While the Rite makes an impression of chaos and upheaval, Petrushka touches my heart and actually makes me want to dance. So I neglect the Firebird a lot. Igor's Firebird, and his Petrushka for that matter, doesn't quite match his RoS. There is a Dorati recording on Mercury that is pretty good though. And MTT knocked me out in a live performance once. It could be that this piece is more elusive as it is more Debussy/Rimsky-ish or impressionistic, and Igor's famous propulsive rhythms are have not quite taken over yet. So it requires a bit more attention while listening, it doesn't quite reach out and grab like the other two. And like all of Igor's work, recordings are plentiful but good ones are hard to find.


----------



## TheGazzardian

Zhdanov said:


> Rimsky-Korsakov & Debussy is where it comes from.


As a big fan of the Rite, would sincerely love to know what works by Rimsky-Korsakov and Debussy you feel were the precursors ... so I can give them a spin


----------



## philoctetes

I also mentioned Rimsky and Debussy wrt The Firebird, having similar instrumental colors and orchestral dynamics. i don't hear as much of that in The Rite, but maybe a little in Petrushka, which seems like a transition to me as Igor was finding his voice. With the Rite there is more uniformity in dynamics, I mean, the word "rubato" is hardly applicable to these sewing-machine (see Igor on Vivaldi) rhythms and repetitive choruses.

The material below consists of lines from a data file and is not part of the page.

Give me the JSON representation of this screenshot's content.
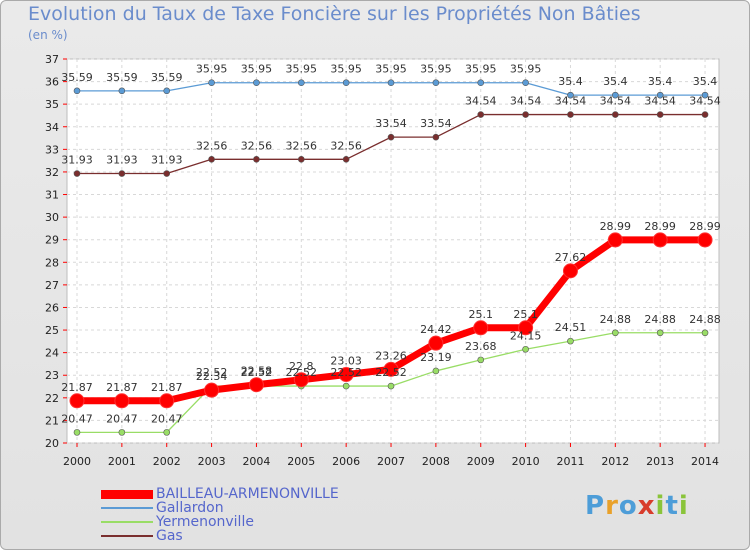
{
  "title": "Evolution du Taux de Taxe Foncière sur les Propriétés Non Bâties",
  "unit": "(en %)",
  "logo": [
    "P",
    "r",
    "o",
    "x",
    "i",
    "t",
    "i"
  ],
  "logo_colors": [
    "#4d9dd8",
    "#e9a12a",
    "#4d9dd8",
    "#d83c2c",
    "#8ac43a",
    "#4d9dd8",
    "#8ac43a"
  ],
  "chart_data": {
    "type": "line",
    "x": [
      "2000",
      "2001",
      "2002",
      "2003",
      "2004",
      "2005",
      "2006",
      "2007",
      "2008",
      "2009",
      "2010",
      "2011",
      "2012",
      "2013",
      "2014"
    ],
    "y_ticks": [
      20,
      21,
      22,
      23,
      24,
      25,
      26,
      27,
      28,
      29,
      30,
      31,
      32,
      33,
      34,
      35,
      36,
      37
    ],
    "ylim": [
      20,
      37
    ],
    "grid": true,
    "legend_position": "bottom-left",
    "series": [
      {
        "name": "BAILLEAU-ARMENONVILLE",
        "color": "#ff0000",
        "values": [
          21.87,
          21.87,
          21.87,
          22.34,
          22.58,
          22.8,
          23.03,
          23.26,
          24.42,
          25.1,
          25.1,
          27.62,
          28.99,
          28.99,
          28.99
        ]
      },
      {
        "name": "Gallardon",
        "color": "#5b9bd5",
        "values": [
          35.59,
          35.59,
          35.59,
          35.95,
          35.95,
          35.95,
          35.95,
          35.95,
          35.95,
          35.95,
          35.95,
          35.4,
          35.4,
          35.4,
          35.4
        ]
      },
      {
        "name": "Yermenonville",
        "color": "#99dd66",
        "values": [
          20.47,
          20.47,
          20.47,
          22.52,
          22.52,
          22.52,
          22.52,
          22.52,
          23.19,
          23.68,
          24.15,
          24.51,
          24.88,
          24.88,
          24.88
        ]
      },
      {
        "name": "Gas",
        "color": "#7a2e2e",
        "values": [
          31.93,
          31.93,
          31.93,
          32.56,
          32.56,
          32.56,
          32.56,
          33.54,
          33.54,
          34.54,
          34.54,
          34.54,
          34.54,
          34.54,
          34.54
        ]
      }
    ]
  }
}
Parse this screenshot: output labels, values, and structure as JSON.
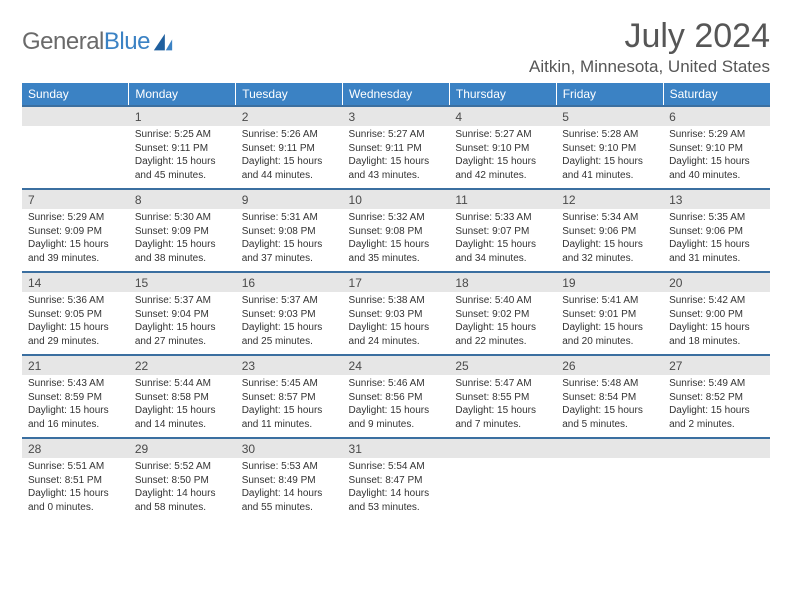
{
  "branding": {
    "logo_text_1": "General",
    "logo_text_2": "Blue",
    "logo_color_gray": "#6a6a6a",
    "logo_color_blue": "#3b82c4"
  },
  "header": {
    "month_title": "July 2024",
    "location": "Aitkin, Minnesota, United States"
  },
  "theme": {
    "header_bg": "#3b82c4",
    "header_text": "#ffffff",
    "daynum_bg": "#e6e6e6",
    "border_color": "#3b6fa0",
    "body_text": "#333333"
  },
  "weekdays": [
    "Sunday",
    "Monday",
    "Tuesday",
    "Wednesday",
    "Thursday",
    "Friday",
    "Saturday"
  ],
  "weeks": [
    [
      null,
      {
        "n": "1",
        "sr": "5:25 AM",
        "ss": "9:11 PM",
        "dl": "15 hours and 45 minutes."
      },
      {
        "n": "2",
        "sr": "5:26 AM",
        "ss": "9:11 PM",
        "dl": "15 hours and 44 minutes."
      },
      {
        "n": "3",
        "sr": "5:27 AM",
        "ss": "9:11 PM",
        "dl": "15 hours and 43 minutes."
      },
      {
        "n": "4",
        "sr": "5:27 AM",
        "ss": "9:10 PM",
        "dl": "15 hours and 42 minutes."
      },
      {
        "n": "5",
        "sr": "5:28 AM",
        "ss": "9:10 PM",
        "dl": "15 hours and 41 minutes."
      },
      {
        "n": "6",
        "sr": "5:29 AM",
        "ss": "9:10 PM",
        "dl": "15 hours and 40 minutes."
      }
    ],
    [
      {
        "n": "7",
        "sr": "5:29 AM",
        "ss": "9:09 PM",
        "dl": "15 hours and 39 minutes."
      },
      {
        "n": "8",
        "sr": "5:30 AM",
        "ss": "9:09 PM",
        "dl": "15 hours and 38 minutes."
      },
      {
        "n": "9",
        "sr": "5:31 AM",
        "ss": "9:08 PM",
        "dl": "15 hours and 37 minutes."
      },
      {
        "n": "10",
        "sr": "5:32 AM",
        "ss": "9:08 PM",
        "dl": "15 hours and 35 minutes."
      },
      {
        "n": "11",
        "sr": "5:33 AM",
        "ss": "9:07 PM",
        "dl": "15 hours and 34 minutes."
      },
      {
        "n": "12",
        "sr": "5:34 AM",
        "ss": "9:06 PM",
        "dl": "15 hours and 32 minutes."
      },
      {
        "n": "13",
        "sr": "5:35 AM",
        "ss": "9:06 PM",
        "dl": "15 hours and 31 minutes."
      }
    ],
    [
      {
        "n": "14",
        "sr": "5:36 AM",
        "ss": "9:05 PM",
        "dl": "15 hours and 29 minutes."
      },
      {
        "n": "15",
        "sr": "5:37 AM",
        "ss": "9:04 PM",
        "dl": "15 hours and 27 minutes."
      },
      {
        "n": "16",
        "sr": "5:37 AM",
        "ss": "9:03 PM",
        "dl": "15 hours and 25 minutes."
      },
      {
        "n": "17",
        "sr": "5:38 AM",
        "ss": "9:03 PM",
        "dl": "15 hours and 24 minutes."
      },
      {
        "n": "18",
        "sr": "5:40 AM",
        "ss": "9:02 PM",
        "dl": "15 hours and 22 minutes."
      },
      {
        "n": "19",
        "sr": "5:41 AM",
        "ss": "9:01 PM",
        "dl": "15 hours and 20 minutes."
      },
      {
        "n": "20",
        "sr": "5:42 AM",
        "ss": "9:00 PM",
        "dl": "15 hours and 18 minutes."
      }
    ],
    [
      {
        "n": "21",
        "sr": "5:43 AM",
        "ss": "8:59 PM",
        "dl": "15 hours and 16 minutes."
      },
      {
        "n": "22",
        "sr": "5:44 AM",
        "ss": "8:58 PM",
        "dl": "15 hours and 14 minutes."
      },
      {
        "n": "23",
        "sr": "5:45 AM",
        "ss": "8:57 PM",
        "dl": "15 hours and 11 minutes."
      },
      {
        "n": "24",
        "sr": "5:46 AM",
        "ss": "8:56 PM",
        "dl": "15 hours and 9 minutes."
      },
      {
        "n": "25",
        "sr": "5:47 AM",
        "ss": "8:55 PM",
        "dl": "15 hours and 7 minutes."
      },
      {
        "n": "26",
        "sr": "5:48 AM",
        "ss": "8:54 PM",
        "dl": "15 hours and 5 minutes."
      },
      {
        "n": "27",
        "sr": "5:49 AM",
        "ss": "8:52 PM",
        "dl": "15 hours and 2 minutes."
      }
    ],
    [
      {
        "n": "28",
        "sr": "5:51 AM",
        "ss": "8:51 PM",
        "dl": "15 hours and 0 minutes."
      },
      {
        "n": "29",
        "sr": "5:52 AM",
        "ss": "8:50 PM",
        "dl": "14 hours and 58 minutes."
      },
      {
        "n": "30",
        "sr": "5:53 AM",
        "ss": "8:49 PM",
        "dl": "14 hours and 55 minutes."
      },
      {
        "n": "31",
        "sr": "5:54 AM",
        "ss": "8:47 PM",
        "dl": "14 hours and 53 minutes."
      },
      null,
      null,
      null
    ]
  ],
  "labels": {
    "sunrise_prefix": "Sunrise: ",
    "sunset_prefix": "Sunset: ",
    "daylight_prefix": "Daylight: "
  }
}
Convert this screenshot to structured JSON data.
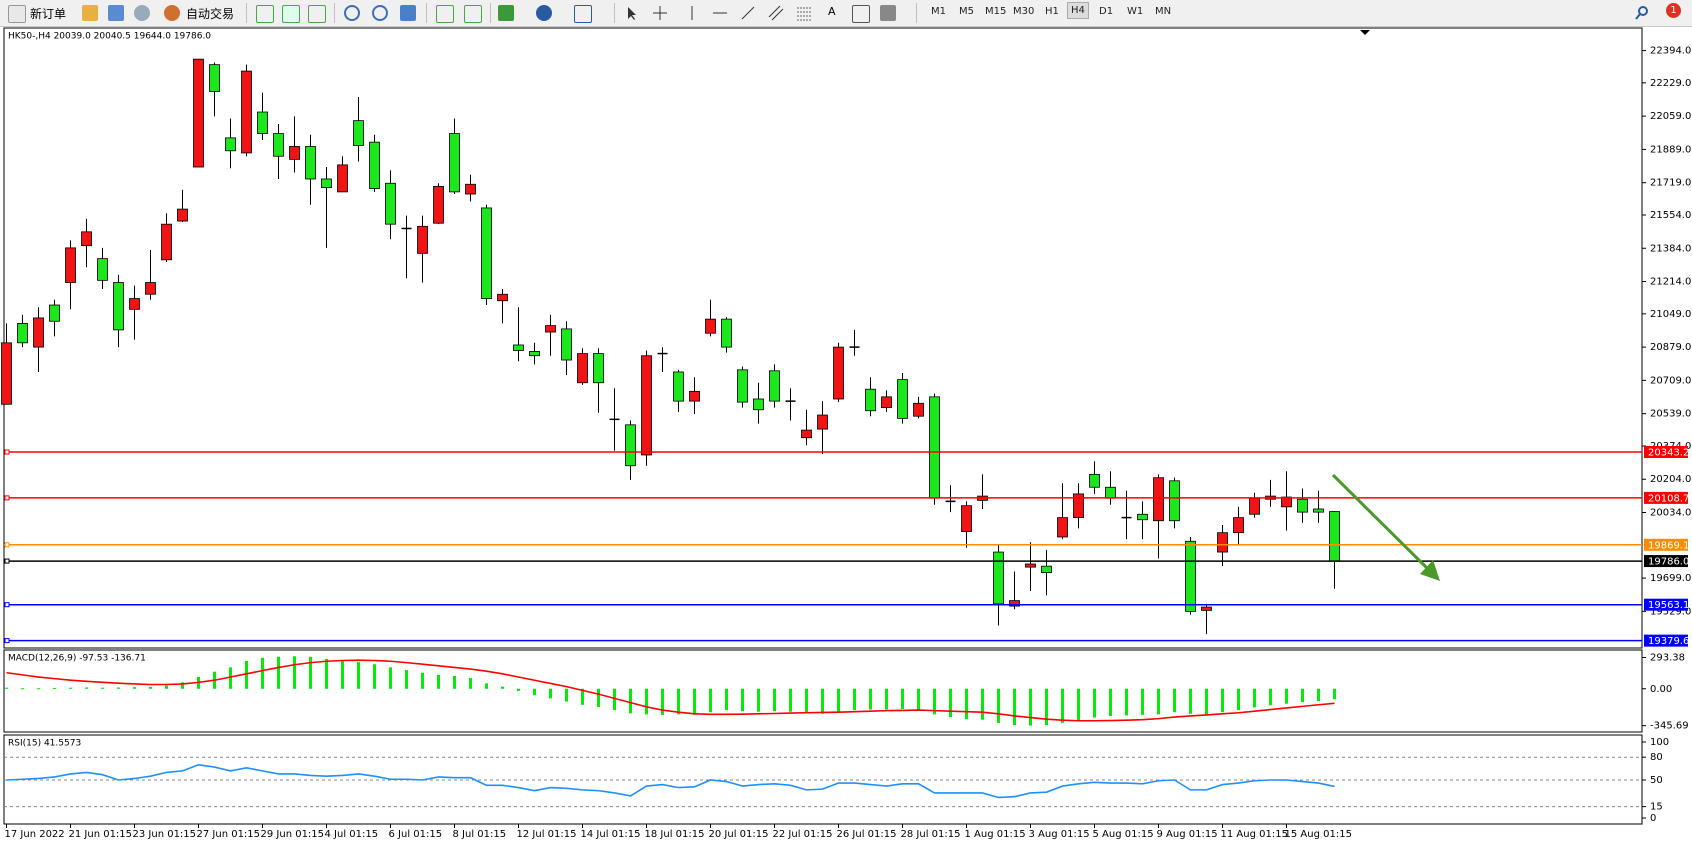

And I don't hear much of Russia in the Rite or anything after that by Igor, exc maybe Les Noces, but others may feel different.. Rimsky and Debussy never went quite that far as I recall.

PS this is a strange thought, but if looking for more music like The Rite one could check out Milhaud, Villa-Lobos, Varese, etc...


----------



## jegreenwood

and Prokofiev's Scythian Suite


----------



## philoctetes

When this CD was released, the Fanfare reviewer went absolutely berserk with hyperbole and Rite comparisons. It's an indisposable part of my collection.


----------